El Código Deontológico del ICOM, en el capítulo 6, Los museos trabajan en estrecha cooperación con las comunidades de las que provienen las colecciones, así como con las comunidades a las que prestan servicios, dice:

Principio. Las colecciones de un museo son una expresión del patrimonio cultural y natural de las comunidades de las que proceden y, por consiguiente, no sólo rebasan las características de la mera propiedad ordinaria, sino que además pueden tener afinidades muy sólidas con las identidades nacionales, regionales, locales, étnicas, religiosas o políticas. Es importante, por tanto, que la política del museo tenga en cuenta esta posibilidad.

Origen de las colecciones: Cooperación.Los museos deben promover el aprovechamiento compartido de conocimientos, documentos y colecciones con los museos y organismos culturales de los países de procedencia de éstas. Se deben examinar las posibilidades de crear asociaciones con los países o regiones que han perdido una parte considerable de su patrimonio.

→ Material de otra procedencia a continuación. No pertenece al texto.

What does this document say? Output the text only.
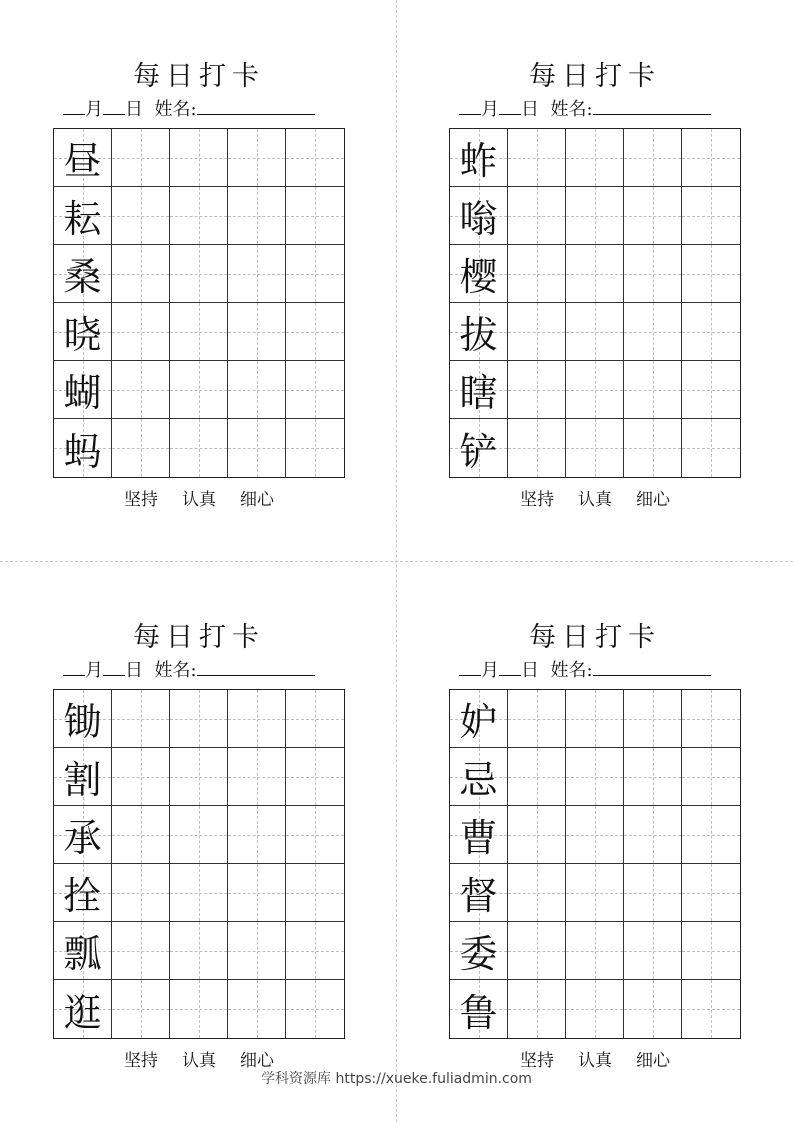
每日打卡
月 日 姓名:
昼
耘
桑
晓
蝴
蚂
坚持 认真 细心
每日打卡
月 日 姓名:
蚱
嗡
樱
拔
瞎
铲
坚持 认真 细心
每日打卡
月 日 姓名:
锄
割
承
拴
瓢
逛
坚持 认真 细心
每日打卡
月 日 姓名:
妒
忌
曹
督
委
鲁
坚持 认真 细心
学科资源库 https://xueke.fuliadmin.com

Devolución de bienes culturales. Los museos deben estar dispuestos a entablar un diálogo con vistas a la devolución de un bien cultural al país o comunidad de procedencia. Esto se debe hacer de manera imparcial, basándose no sólo en principios científicos, profesionales y humanitarios, sino también en las legislaciones locales, nacionales o internacionales aplicables, que han de preferirse a las acciones en el plano gubernamental o político.

Restitución de bienes culturales. Si un país o una comunidad de las que proceden objetos o especímenes piden su restitución y se puede probar no sólo que éstos han sido exportados o transferidos de otra manera, en violación de los principios de los convenios internacionales y nacionales, sino que además forman parte del patrimonio cultural o natural del país o la comunidad peticionarios, el museo interesado debe tomar las medidas rápidas pertinentes para cooperar en su devolución, si tiene la posibilidad legal de hacerlo.